Leadership and Service

PLU Business Department
Building Bridges

Present & Future

The PLU School of Business is already focused on preparing for the challenges ahead. First, this is a “self-study year” with a process that should lead to the reaffirmation of its accreditation by the AACSB. Then there is the new building—along with the moving and new technology challenges. And finally the impending faculty changes—about half of the PLU faculty will retire in the next decade, and their immense talent will take time and effort to replace.

“Even though there are great challenges for the School of Business, the future is going to be very exciting,” Bell said. “With the new building, it will be the first time we will be a cohesive unit. It can only make us an even stronger community of learners.”

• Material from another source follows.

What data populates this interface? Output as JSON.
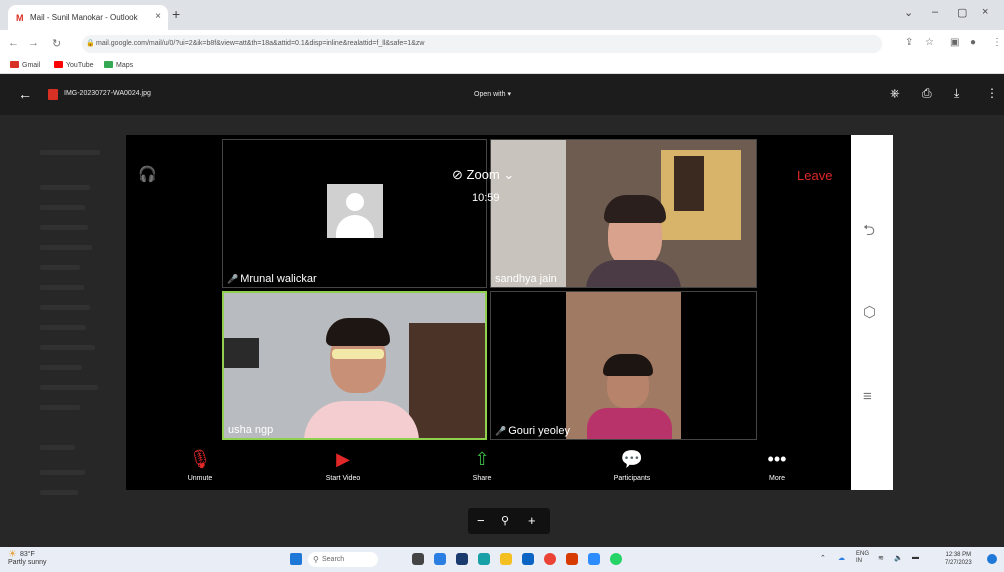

There are so many noteworthy students, clubs and organizations within the School of Business that there isn’t enough room to mention all of them. There’s Beta Alpha Psi, the national honor fraternity for accountants who have given time and accounting help to the community. There is the Center for Executive Development, serving Northwest industry, government and non profits for more than 20 years through high quality seminars, workshops, customized in-house training and development activities. There is the Mary Lund-Davis Student Investment Fund, a fund students have built from a $25,000 endowment into a portfolio valued at $105,000. There are student organizations like the International Business Club and the Society for Human Resource Managers that continue to blossom. There is Ed Wood, a captain in the Washington Army National Guard and MBA candidate, who became the first graduate student to win the PLUS Business Scholarship. The PLU School of Business has too many success stories—and that’s the way it should be.

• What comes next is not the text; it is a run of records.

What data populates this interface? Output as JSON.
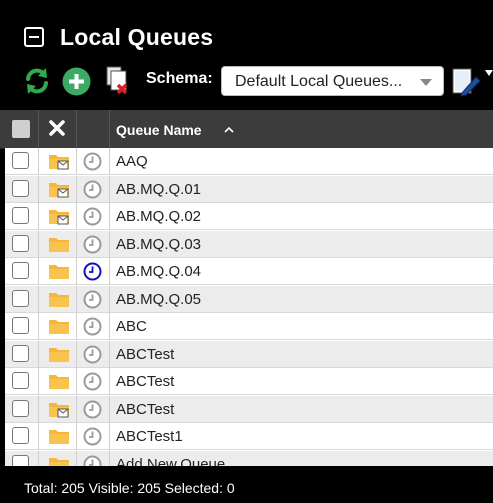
{
  "panel": {
    "title": "Local Queues"
  },
  "toolbar": {
    "schema_label": "Schema:",
    "schema_value": "Default Local Queues..."
  },
  "table": {
    "column_name_header": "Queue Name",
    "rows": [
      {
        "name": "AAQ",
        "folder": "message",
        "clock": "inactive"
      },
      {
        "name": "AB.MQ.Q.01",
        "folder": "message",
        "clock": "inactive"
      },
      {
        "name": "AB.MQ.Q.02",
        "folder": "message",
        "clock": "inactive"
      },
      {
        "name": "AB.MQ.Q.03",
        "folder": "plain",
        "clock": "inactive"
      },
      {
        "name": "AB.MQ.Q.04",
        "folder": "plain",
        "clock": "active"
      },
      {
        "name": "AB.MQ.Q.05",
        "folder": "plain",
        "clock": "inactive"
      },
      {
        "name": "ABC",
        "folder": "plain",
        "clock": "inactive"
      },
      {
        "name": "ABCTest",
        "folder": "plain",
        "clock": "inactive"
      },
      {
        "name": "ABCTest",
        "folder": "plain",
        "clock": "inactive"
      },
      {
        "name": "ABCTest",
        "folder": "message",
        "clock": "inactive"
      },
      {
        "name": "ABCTest1",
        "folder": "plain",
        "clock": "inactive"
      },
      {
        "name": "Add.New.Queue",
        "folder": "plain",
        "clock": "inactive"
      }
    ]
  },
  "status": {
    "text": "Total: 205 Visible: 205 Selected: 0"
  },
  "colors": {
    "refresh": "#2eaa4f",
    "add": "#3caa64",
    "folder": "#f5b63a",
    "clock_inactive": "#9a9a9a",
    "clock_active": "#1010c8"
  }
}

New building approval means move for School of Business

University regents in January approved the preliminary design for construction of the first new academic building on campus since the Mary Baker Russell Music center was dedicated in 1993.

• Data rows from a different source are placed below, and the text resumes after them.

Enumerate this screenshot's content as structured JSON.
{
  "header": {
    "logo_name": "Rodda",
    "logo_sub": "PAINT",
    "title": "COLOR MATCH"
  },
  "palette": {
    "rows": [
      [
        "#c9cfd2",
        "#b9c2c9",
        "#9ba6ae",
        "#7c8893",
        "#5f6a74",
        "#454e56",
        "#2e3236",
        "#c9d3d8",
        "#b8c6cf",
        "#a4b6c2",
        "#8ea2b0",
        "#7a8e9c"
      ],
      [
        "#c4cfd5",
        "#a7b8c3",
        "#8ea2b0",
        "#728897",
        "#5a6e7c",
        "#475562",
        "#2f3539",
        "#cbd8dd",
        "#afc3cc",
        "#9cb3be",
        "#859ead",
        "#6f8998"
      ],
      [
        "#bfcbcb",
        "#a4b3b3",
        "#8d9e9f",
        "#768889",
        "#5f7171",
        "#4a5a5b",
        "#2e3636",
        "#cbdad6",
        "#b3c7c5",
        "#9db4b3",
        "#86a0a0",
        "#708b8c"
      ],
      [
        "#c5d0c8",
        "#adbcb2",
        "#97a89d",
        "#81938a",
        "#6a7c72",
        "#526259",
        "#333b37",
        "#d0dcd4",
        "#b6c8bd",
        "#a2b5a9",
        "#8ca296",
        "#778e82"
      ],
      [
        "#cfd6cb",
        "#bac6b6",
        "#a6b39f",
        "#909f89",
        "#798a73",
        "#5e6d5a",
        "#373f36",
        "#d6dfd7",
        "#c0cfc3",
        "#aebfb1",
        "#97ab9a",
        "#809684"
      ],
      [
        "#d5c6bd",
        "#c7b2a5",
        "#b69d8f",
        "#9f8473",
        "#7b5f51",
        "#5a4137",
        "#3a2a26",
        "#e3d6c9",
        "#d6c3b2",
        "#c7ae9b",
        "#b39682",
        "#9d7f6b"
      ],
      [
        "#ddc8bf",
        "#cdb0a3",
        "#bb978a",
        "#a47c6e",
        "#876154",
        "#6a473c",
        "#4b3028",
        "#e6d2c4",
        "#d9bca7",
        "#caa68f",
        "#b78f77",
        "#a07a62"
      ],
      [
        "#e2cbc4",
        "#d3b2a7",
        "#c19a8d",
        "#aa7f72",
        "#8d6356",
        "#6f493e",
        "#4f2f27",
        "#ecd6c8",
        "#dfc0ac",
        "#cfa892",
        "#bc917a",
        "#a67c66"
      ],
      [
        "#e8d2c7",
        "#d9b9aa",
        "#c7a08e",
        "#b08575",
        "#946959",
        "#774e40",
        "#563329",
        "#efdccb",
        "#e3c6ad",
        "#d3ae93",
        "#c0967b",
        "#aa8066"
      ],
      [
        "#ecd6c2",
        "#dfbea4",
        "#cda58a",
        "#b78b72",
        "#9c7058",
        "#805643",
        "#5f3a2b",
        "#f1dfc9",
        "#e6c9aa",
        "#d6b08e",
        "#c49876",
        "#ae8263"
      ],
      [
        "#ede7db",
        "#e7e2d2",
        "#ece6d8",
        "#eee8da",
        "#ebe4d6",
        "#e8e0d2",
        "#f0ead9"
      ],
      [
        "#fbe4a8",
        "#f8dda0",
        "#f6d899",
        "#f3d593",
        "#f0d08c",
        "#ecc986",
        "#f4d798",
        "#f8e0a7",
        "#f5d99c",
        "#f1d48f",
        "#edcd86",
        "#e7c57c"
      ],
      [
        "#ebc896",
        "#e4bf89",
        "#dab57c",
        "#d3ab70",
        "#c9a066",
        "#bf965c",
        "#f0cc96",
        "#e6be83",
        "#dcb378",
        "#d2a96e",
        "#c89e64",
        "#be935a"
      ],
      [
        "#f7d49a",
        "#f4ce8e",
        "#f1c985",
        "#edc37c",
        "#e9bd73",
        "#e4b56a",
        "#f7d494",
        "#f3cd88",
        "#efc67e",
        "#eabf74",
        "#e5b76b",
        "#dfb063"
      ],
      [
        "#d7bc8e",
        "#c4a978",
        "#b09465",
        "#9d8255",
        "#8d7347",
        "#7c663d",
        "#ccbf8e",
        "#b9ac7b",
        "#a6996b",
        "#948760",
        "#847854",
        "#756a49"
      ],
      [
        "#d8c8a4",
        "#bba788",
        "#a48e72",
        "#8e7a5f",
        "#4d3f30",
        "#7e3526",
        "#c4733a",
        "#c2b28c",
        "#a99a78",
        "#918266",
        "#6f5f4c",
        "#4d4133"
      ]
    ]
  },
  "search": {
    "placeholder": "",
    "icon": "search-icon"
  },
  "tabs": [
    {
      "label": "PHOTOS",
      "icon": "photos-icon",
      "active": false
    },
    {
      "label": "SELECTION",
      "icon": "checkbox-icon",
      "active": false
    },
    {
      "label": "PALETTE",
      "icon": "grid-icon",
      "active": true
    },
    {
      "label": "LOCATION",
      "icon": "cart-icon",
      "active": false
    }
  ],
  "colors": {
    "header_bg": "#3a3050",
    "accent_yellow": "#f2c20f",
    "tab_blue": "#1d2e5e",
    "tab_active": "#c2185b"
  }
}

The Center for Learning and Technology— housing the School of Business and the departments of math, and computer science and computer engineering— hopes to open in 2003, deending on fundraising efforts.

President Loren J. Anderson said the center will help PLU integrate new technology in teaching while maintaining its liberal arts focus.

“The need for this project seemed clear four years ago when we first began discussions about how best to help meet the need for the robust integration of technology with our already distinguished academic programs,” Anderson said.

“Today the need is even more compelling.”

The plan calls for a 56,510-square-foot building that will cost $15 to $20 million. It will be located on the lower campus, near Rieke Science Center. The building will feature a three-story south wing devoted to faculty offices and a two-story north wing for classrooms, laboratories and student work rooms. It also will include a variety of computer labs, conference rooms and study areas.

The center will be wired to accommodate current and future technologies.

Anderson said the idea for the center was endorsed during town meetings held throughout the country during the 2010 planning process. Many business alumni said they received a great business education at PLU but wanted more computer training. Similarly, computer science alumni expressed a desire for a broader-based business education.